A USC study finds that immigration has peaked in the state, a longtime melting pot. Border restrictions and the recession are seen as factors.

April 01, 2010|By Teresa Watanabe and Hector Becerra

"A lot of people ask, 'Should I go back to my country, to Mexico or Guatemala or El Salvador,' " said Juliana Contreras, 45. "People ask, 'Should I go or should I stay?' I usually tell them if it's bad here, it's worse in their countries."

Still, the streets teem less than before. Is that because fewer people are going out and spending money, or because immigrants have left?

"Before the economic crisis, there was a lot more money and a lot more people," she said. "A lot of people left the state. Few that I know left the country."

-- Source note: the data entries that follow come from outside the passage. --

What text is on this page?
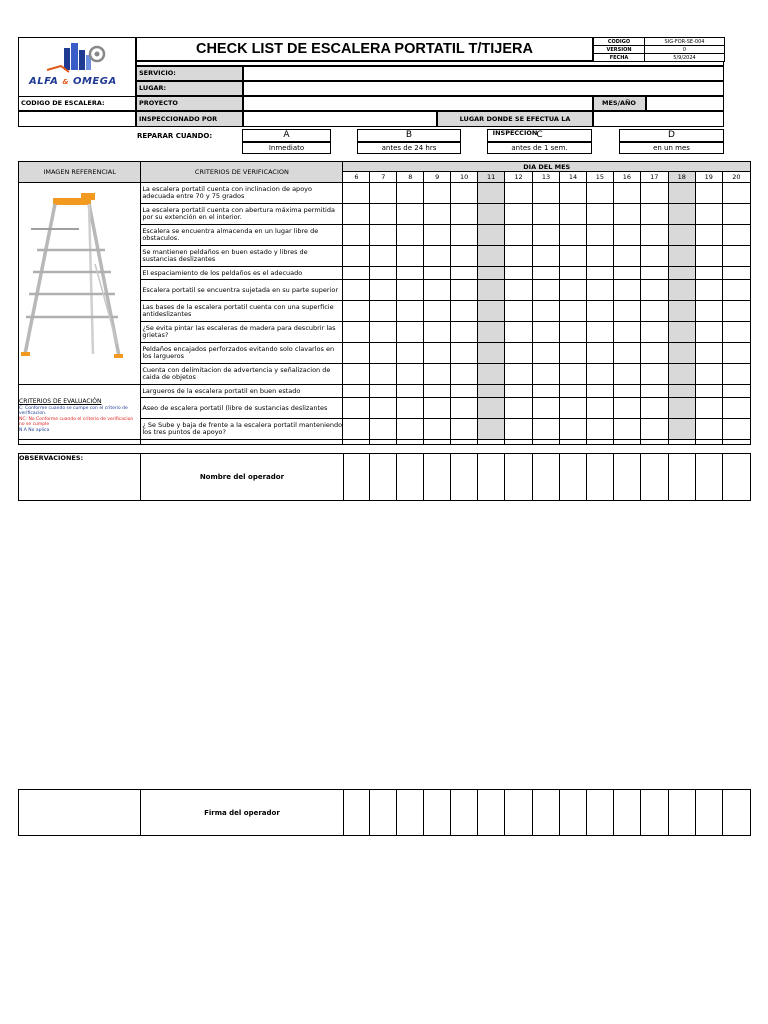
ALFA & OMEGA
CHECK LIST DE ESCALERA PORTATIL T/TIJERA	CODIGO	SIG-FOR-SE-004
VERSION	0
FECHA	5/9/2024
SERVICIO:
LUGAR:
CODIGO DE ESCALERA:	PROYECTO	MES/AÑO
INSPECCIONADO POR	LUGAR DONDE SE EFECTUA LA INSPECCION
REPARAR CUANDO:	A
Inmediato
B
antes de 24 hrs
C
antes de 1 sem.
D
en un mes
IMAGEN REFERENCIAL	CRITERIOS DE VERIFICACION	DIA DEL MES														
		6	7	8	9	10	11	12	13	14	15	16	17	18	19	20
	La escalera portatil cuenta con inclinacion de apoyo adecuada entre 70 y 75 grados															
	La escalera portatil cuenta con abertura máxima permitida por su extención en el interior.															
	Escalera se encuentra almacenda en un lugar libre de obstaculos.															
	Se mantienen peldaños en buen estado y libres de sustancias deslizantes															
	El espaciamiento de los peldaños es el adecuado															
	Escalera portatil se encuentra sujetada en su parte superior															
	Las bases de la escalera portatil cuenta con una superficie antideslizantes															
	¿Se evita pintar las escaleras de madera para descubrir las grietas?															
	Peldaños encajados perforzados evitando solo clavarlos en los largueros															
	Cuenta con delimitacion de advertencia y señalizacion de caida de objetos															
	Largueros de la escalera portatil en buen estado															
	Aseo de escalera portatil (libre de sustancias deslizantes															
	¿ Se Sube y baja de frente a la escalera portatil manteniendo los tres puntos de apoyo?															

CRITERIOS DE EVALUACIÓN
C: Conforme cuando se cumpe con el criterio de verificacion.
NC: No Conforme cuando el criterio de verificacion no se cumple
N.A No aplica
OBSERVACIONES:	Nombre del operador															
	Firma del operador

In front of a tamale place near the corner of 7th and Alvarado streets, Cesar Diaz, 29, clutched a can of Red Bull on his day off. The construction worker from Mexico City said many of his relatives and friends left California after the economy reeled.

"A lot of them have gone to other states -- Utah, Pennsylvania, New Jersey, Nevada," Diaz said. "I went to Pennsylvania where I have an uncle but I hated the weather. I came back."

Diaz said he has lived in L.A. for 11 years and no longer thinks of leaving. Gradually, work has picked up, he said.

"This is my home. My home is California," he said. "The people I know who left, I don't think they'll come back here to live. Where they went is their home now. They're doing well and they found fixed jobs."